202Run week 2
on January 10, 2021 • Grace
My three Pleases’s as always before you start each session
- Please always do a 3 min jog (or more if you feel you need it in this cold) warm-up before the sessions and some dynamic stretches for any tight body parts to avoid injury. It’s cold now so you really need to get the muscles warmed up before working them.
- Please always give yourself the recommended recovery in between sets so you can get your heart rate down and fill the tank back up so you can push yourself for the next set.
- Please do a gentle stretch at the end of the sessions, to cool down and facilitate better recovery to help avoid stiff muscles the next day.
I’ll release the program every Sunday on the website for the week ahead posting the link on twattaahhh and instahhh
|Monday ||Distance |
20 min or longer 🙂
Comfortable pace.
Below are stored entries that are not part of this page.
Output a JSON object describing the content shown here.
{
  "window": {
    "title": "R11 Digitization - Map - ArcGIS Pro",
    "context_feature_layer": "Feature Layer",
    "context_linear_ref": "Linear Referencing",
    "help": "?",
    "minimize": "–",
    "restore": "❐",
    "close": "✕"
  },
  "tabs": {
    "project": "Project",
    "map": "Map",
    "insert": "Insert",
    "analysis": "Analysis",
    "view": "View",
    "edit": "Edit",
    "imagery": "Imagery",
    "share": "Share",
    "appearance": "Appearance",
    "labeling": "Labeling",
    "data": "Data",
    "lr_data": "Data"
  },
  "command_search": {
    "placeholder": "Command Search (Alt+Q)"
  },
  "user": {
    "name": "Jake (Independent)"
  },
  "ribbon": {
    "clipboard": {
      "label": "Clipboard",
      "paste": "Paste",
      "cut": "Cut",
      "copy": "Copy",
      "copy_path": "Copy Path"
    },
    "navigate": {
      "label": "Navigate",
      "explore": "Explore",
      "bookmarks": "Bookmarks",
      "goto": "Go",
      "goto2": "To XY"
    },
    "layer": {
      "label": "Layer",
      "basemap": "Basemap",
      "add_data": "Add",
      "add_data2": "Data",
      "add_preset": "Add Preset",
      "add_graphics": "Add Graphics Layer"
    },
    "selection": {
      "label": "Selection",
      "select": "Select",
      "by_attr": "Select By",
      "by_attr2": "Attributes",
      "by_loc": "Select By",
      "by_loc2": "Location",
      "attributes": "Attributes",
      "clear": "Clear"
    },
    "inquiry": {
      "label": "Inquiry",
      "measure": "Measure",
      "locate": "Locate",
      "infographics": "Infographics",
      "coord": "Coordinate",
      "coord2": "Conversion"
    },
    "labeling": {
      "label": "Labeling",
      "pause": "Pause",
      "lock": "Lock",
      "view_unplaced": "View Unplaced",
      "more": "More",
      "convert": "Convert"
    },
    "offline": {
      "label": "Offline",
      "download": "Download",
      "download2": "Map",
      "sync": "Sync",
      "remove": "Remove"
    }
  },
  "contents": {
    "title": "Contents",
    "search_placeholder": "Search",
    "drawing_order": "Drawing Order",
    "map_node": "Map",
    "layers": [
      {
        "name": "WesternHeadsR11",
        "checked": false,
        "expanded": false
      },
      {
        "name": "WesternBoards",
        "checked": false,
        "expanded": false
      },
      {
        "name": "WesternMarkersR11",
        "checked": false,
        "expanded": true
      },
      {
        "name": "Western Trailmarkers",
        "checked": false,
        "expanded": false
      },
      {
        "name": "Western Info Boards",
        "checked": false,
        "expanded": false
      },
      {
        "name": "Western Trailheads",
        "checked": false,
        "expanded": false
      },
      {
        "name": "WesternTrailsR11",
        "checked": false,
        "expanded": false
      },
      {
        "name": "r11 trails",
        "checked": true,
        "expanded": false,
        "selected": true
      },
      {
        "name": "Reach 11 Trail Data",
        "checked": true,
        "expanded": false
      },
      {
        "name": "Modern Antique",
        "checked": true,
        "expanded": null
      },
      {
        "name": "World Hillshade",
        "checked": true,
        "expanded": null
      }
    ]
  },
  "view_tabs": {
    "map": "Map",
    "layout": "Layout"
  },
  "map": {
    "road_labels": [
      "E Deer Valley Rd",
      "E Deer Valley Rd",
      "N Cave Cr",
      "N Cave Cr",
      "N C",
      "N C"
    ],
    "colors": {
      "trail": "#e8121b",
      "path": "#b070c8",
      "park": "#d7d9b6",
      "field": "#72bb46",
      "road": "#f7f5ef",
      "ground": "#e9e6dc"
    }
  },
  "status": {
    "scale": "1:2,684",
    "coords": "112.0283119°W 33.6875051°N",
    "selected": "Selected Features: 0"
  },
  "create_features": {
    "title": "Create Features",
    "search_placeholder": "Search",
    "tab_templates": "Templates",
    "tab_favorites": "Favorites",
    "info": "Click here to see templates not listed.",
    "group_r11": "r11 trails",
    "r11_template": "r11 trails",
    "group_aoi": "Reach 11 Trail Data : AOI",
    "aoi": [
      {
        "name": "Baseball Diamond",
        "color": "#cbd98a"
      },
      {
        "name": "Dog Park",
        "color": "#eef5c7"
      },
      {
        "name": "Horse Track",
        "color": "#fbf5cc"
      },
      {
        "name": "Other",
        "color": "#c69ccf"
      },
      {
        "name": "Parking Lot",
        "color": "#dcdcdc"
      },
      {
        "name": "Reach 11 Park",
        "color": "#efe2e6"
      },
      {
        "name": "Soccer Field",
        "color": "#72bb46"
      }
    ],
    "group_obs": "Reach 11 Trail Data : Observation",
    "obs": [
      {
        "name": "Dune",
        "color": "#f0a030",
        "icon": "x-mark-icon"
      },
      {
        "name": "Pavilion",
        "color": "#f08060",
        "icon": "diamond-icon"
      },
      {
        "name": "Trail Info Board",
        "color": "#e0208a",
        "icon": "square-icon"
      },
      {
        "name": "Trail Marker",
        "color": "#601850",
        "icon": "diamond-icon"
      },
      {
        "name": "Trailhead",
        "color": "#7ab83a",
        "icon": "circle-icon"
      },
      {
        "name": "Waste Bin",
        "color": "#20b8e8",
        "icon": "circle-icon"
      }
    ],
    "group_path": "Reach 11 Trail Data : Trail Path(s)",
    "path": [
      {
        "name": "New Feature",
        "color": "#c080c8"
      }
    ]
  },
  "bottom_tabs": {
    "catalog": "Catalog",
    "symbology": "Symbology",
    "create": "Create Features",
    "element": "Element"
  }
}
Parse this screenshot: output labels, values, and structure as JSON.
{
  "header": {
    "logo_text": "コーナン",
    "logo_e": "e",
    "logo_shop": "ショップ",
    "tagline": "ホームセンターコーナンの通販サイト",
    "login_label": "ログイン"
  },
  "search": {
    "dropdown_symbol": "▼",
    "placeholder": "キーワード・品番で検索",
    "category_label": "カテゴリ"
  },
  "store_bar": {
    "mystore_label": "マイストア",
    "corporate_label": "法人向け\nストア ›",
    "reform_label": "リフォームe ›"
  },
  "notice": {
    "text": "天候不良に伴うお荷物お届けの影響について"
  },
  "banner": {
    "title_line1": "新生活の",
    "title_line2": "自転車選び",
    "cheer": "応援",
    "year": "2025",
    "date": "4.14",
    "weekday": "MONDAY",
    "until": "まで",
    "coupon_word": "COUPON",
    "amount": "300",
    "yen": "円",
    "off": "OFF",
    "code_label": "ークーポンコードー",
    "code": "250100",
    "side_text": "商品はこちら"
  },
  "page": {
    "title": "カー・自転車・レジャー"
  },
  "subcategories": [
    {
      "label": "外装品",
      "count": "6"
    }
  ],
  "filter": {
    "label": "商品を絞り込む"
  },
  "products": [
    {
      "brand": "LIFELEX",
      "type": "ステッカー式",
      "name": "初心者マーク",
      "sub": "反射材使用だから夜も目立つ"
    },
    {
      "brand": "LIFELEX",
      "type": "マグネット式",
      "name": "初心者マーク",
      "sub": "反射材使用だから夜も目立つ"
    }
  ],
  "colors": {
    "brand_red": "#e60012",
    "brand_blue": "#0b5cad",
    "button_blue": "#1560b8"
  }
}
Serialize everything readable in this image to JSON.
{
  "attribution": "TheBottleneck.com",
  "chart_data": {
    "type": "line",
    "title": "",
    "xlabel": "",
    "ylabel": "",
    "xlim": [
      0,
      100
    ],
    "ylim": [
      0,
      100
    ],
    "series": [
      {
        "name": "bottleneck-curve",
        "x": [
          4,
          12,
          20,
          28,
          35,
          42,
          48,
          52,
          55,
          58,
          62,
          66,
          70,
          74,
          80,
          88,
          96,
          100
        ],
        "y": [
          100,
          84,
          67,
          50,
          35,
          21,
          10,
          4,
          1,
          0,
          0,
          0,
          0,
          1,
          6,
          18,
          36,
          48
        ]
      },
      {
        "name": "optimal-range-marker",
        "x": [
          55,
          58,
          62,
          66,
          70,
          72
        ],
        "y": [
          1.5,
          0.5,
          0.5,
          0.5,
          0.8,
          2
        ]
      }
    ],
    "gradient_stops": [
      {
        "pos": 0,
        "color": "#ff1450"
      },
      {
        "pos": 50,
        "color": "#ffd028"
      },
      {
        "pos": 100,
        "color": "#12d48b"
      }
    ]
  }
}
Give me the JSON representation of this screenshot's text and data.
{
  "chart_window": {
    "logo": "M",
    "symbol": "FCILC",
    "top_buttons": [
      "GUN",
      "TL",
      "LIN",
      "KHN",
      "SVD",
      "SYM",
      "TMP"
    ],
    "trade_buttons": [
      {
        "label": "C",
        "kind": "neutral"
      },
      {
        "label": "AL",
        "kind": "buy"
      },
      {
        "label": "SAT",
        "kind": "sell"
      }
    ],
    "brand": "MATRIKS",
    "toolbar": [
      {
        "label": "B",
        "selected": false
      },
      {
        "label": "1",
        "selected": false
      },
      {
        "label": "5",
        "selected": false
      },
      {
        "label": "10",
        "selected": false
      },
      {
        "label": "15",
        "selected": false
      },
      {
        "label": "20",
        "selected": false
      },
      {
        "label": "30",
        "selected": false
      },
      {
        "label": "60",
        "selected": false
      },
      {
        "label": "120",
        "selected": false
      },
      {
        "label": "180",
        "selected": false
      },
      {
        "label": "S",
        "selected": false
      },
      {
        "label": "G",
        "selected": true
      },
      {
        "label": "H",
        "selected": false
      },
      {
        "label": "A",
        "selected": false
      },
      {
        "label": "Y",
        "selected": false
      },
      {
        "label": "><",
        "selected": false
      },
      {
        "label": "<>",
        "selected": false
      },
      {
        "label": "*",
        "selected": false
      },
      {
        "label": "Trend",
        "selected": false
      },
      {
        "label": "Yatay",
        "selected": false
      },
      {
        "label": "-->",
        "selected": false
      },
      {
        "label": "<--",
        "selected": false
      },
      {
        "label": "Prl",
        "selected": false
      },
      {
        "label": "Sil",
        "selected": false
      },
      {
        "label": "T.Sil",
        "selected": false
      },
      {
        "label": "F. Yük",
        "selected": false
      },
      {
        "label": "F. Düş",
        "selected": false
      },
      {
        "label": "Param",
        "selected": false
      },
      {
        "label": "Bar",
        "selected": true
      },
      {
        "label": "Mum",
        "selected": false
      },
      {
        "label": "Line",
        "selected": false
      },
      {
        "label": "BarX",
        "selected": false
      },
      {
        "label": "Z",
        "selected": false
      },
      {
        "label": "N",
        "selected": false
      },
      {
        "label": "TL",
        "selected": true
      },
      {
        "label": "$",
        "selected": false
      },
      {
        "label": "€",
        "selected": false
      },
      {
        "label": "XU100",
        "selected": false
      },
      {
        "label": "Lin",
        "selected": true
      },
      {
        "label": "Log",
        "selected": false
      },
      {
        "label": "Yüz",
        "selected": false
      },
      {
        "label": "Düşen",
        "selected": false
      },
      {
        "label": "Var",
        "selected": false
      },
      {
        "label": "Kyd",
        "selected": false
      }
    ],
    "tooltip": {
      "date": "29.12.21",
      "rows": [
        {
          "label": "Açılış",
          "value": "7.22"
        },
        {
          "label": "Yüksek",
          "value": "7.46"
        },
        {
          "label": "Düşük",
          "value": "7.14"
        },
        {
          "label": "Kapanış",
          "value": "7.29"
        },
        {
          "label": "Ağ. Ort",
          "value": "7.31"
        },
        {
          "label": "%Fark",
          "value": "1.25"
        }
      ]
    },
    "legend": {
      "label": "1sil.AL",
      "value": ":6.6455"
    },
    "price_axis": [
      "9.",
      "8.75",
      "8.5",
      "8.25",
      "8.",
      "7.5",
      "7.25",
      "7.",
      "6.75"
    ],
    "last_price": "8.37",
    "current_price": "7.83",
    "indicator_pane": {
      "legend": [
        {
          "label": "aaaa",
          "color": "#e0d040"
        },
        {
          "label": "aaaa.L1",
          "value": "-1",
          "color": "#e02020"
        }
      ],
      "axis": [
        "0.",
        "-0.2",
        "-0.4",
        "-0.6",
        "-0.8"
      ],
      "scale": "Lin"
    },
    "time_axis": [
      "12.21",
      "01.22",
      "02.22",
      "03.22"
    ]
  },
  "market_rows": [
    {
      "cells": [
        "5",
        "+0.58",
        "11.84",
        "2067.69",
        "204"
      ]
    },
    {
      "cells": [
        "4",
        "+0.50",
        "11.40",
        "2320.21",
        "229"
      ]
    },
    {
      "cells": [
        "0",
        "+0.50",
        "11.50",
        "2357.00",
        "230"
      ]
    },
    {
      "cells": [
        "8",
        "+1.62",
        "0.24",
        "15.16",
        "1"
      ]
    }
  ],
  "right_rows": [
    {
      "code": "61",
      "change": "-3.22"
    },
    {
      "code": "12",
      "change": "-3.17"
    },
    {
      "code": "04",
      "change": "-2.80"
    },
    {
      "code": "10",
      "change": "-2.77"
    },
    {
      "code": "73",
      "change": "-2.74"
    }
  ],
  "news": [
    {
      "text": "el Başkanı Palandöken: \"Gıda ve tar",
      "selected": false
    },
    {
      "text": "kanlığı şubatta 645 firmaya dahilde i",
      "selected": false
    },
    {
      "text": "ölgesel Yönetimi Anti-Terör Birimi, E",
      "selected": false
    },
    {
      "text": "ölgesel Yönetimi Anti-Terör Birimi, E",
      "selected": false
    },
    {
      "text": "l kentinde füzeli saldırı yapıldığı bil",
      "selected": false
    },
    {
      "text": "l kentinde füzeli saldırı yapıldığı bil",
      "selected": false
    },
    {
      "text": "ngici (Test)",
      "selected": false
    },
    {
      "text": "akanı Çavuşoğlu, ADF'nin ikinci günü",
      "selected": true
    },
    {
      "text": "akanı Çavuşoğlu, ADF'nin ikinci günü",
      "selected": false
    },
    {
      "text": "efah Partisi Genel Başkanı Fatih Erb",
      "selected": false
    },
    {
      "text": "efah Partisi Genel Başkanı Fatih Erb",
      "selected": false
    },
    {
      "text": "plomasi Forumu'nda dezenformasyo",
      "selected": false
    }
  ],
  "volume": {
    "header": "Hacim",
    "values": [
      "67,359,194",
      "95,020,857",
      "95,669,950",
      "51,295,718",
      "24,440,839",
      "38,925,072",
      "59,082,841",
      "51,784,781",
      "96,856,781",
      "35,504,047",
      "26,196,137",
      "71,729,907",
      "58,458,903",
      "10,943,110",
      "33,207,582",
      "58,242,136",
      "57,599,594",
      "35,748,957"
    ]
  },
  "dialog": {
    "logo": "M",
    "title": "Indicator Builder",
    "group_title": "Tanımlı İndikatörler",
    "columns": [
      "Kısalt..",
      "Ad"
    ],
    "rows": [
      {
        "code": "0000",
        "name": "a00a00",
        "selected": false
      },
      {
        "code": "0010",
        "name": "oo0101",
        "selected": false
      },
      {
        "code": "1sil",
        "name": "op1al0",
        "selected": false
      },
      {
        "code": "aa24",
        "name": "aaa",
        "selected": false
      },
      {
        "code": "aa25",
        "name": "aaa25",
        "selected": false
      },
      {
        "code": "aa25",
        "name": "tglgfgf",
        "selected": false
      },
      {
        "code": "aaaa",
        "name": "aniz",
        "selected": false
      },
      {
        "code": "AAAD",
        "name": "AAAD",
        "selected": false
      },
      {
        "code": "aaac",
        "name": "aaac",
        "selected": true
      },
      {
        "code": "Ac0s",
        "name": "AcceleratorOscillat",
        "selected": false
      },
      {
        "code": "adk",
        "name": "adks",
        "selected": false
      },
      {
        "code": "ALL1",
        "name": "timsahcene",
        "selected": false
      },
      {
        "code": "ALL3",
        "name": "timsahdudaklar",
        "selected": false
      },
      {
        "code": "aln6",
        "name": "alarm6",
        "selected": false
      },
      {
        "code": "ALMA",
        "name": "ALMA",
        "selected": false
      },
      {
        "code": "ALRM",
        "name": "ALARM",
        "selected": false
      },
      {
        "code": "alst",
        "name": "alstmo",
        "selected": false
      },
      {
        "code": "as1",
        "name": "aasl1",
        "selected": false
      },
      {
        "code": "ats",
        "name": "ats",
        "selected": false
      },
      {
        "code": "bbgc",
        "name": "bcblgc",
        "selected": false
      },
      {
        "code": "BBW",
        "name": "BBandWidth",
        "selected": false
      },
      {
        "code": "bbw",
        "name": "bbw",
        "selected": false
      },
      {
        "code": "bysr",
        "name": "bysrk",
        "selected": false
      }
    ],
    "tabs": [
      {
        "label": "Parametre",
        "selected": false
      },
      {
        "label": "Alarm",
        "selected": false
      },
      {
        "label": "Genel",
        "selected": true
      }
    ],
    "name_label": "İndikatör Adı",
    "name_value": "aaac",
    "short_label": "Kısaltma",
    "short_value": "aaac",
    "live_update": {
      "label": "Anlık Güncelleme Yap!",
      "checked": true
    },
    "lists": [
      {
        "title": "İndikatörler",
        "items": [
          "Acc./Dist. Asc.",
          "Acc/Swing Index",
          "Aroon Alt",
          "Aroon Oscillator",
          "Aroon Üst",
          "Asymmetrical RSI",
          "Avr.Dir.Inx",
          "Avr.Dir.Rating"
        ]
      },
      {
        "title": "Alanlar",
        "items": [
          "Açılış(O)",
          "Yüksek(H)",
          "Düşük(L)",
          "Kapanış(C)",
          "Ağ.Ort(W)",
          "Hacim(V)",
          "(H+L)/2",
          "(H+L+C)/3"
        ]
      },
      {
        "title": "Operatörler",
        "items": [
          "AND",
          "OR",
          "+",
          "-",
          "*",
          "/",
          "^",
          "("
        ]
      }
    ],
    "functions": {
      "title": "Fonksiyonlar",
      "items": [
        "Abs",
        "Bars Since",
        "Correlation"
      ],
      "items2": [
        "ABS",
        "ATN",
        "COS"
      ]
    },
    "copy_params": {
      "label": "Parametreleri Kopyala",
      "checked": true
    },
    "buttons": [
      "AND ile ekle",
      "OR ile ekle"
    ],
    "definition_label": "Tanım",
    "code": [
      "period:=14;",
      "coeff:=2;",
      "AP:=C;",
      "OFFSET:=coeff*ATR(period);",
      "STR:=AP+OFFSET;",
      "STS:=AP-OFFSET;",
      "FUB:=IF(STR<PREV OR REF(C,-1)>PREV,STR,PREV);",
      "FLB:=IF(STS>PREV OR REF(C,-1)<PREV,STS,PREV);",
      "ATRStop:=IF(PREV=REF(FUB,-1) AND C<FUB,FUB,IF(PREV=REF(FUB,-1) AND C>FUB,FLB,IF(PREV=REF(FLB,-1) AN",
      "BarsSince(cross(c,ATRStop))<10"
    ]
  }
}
Concentrate on your breathing. If you struggle with this, try in through your mouth and out through your mouth. After all, your mouth is your biggest hole (or it should be!) so you can take in and out more air!!!
2 x 800meters.
200m walk/ very slow jog in between each 800
You won’t like me for this but It will be good for you! Push your pace to about 70% for the 800m.
50m, 100m x 3.
3-5 min recovery in between the sets.
(See how your recovering. If your getting cold, take the 3min)
The 50m should be faster than the 100m. Turn around and jog back between the 50 + 100.